Former Apple director of corporate law Gene Levoff was sentenced today to a fine and four years of probation for insider trading. Levoff faced up to two years in prison, but he will avoid incarceration.
Ex-Apple Lawyer Avoids Prison After Conviction
Gene Levoff's job at Apple was to ensure that Apple employees followed the company's insider trading procedures, including enforcing "blackout periods" around earnings announcements, but he ended up committing the crime he intended to police, per Bloomberg.
Because of his position, Levoff had access to Apple's financial reports before they were made public, which he utilized to acquire Apple shares prior to better-than-expected results and sell shares when profits were weaker than expected. Before being sacked by Apple in 2018, Levoff made roughly $277,000 and avoided losses of around $377,000.
Levoff pleaded guilty to six charges of securities fraud for insider trading in June, and he was sentenced today. Levoff will pay almost $604,000 in addition to four years probation.
Federal prosecutors claimed that Levoff should be imprisoned for insider trading to prevent future corporate executives from committing a similar crime, but the judge handling the case said it wasn't required because Levoff lost his job and would no longer be able to practice law.
Gene Levoff’s Abuse Of Privilege
Between 2011 and 2016, Levoff generated illicit gains of $604,000 on trades worth more than $14 million by taking advantage of his privileged access to Apple's draft Securities and Exchange Commission filings, per Law.com. He traded during quarterly blackout periods and made judgments based on nonpublic financial data, flagrantly breaking the company's insider trading policy, which he was meant to enforce.
His actions are significant because he serves on Apple's Disclosure Committee.
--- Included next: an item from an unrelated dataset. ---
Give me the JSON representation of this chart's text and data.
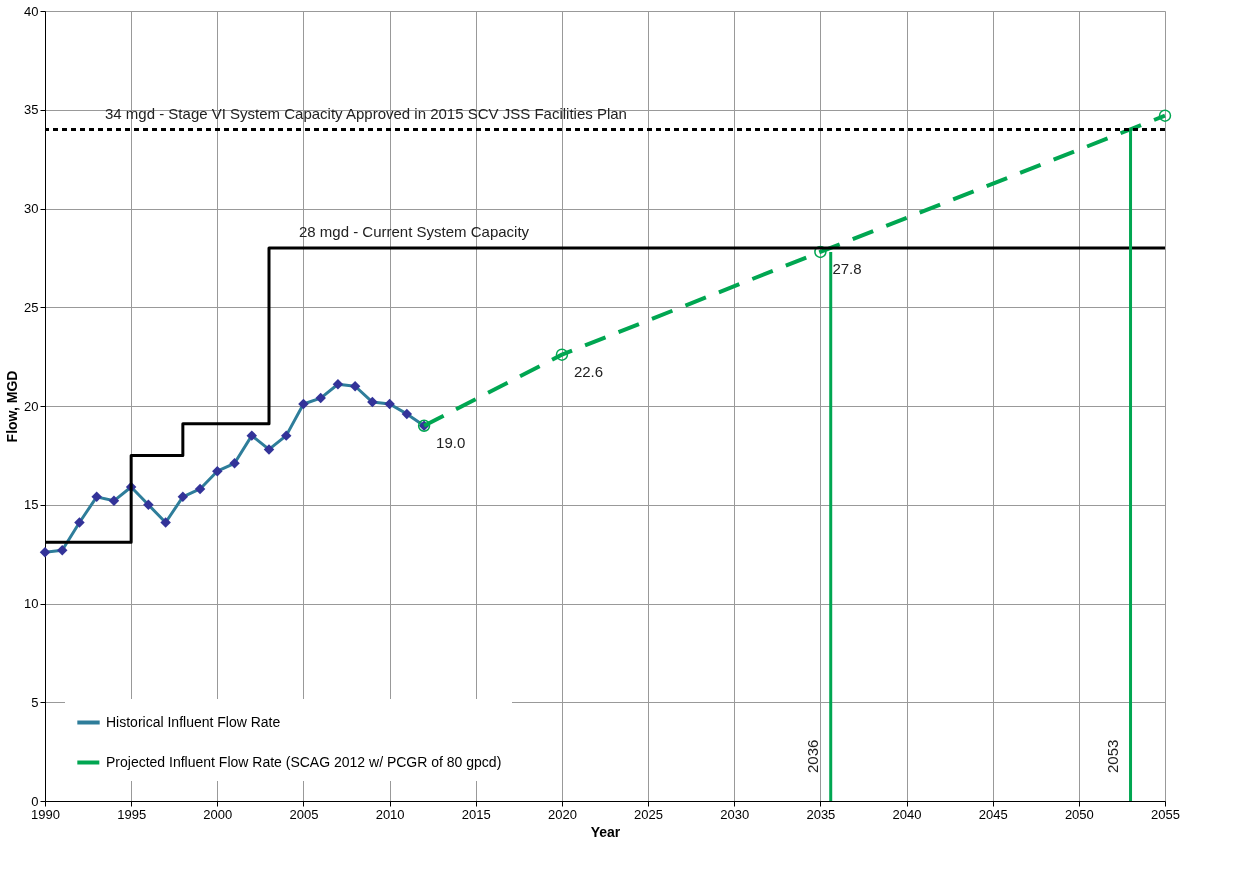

Levoff's actions not only destroyed Apple's trust in him but also jeopardized the financial market's openness.
His flagrant disrespect for the regulations he intended to enforce calls into question the efficacy of internal compliance procedures. The case highlights the inherent conflict of interest that exists when individuals in positions of power participate in illegal actions, endangering company governance and public trust.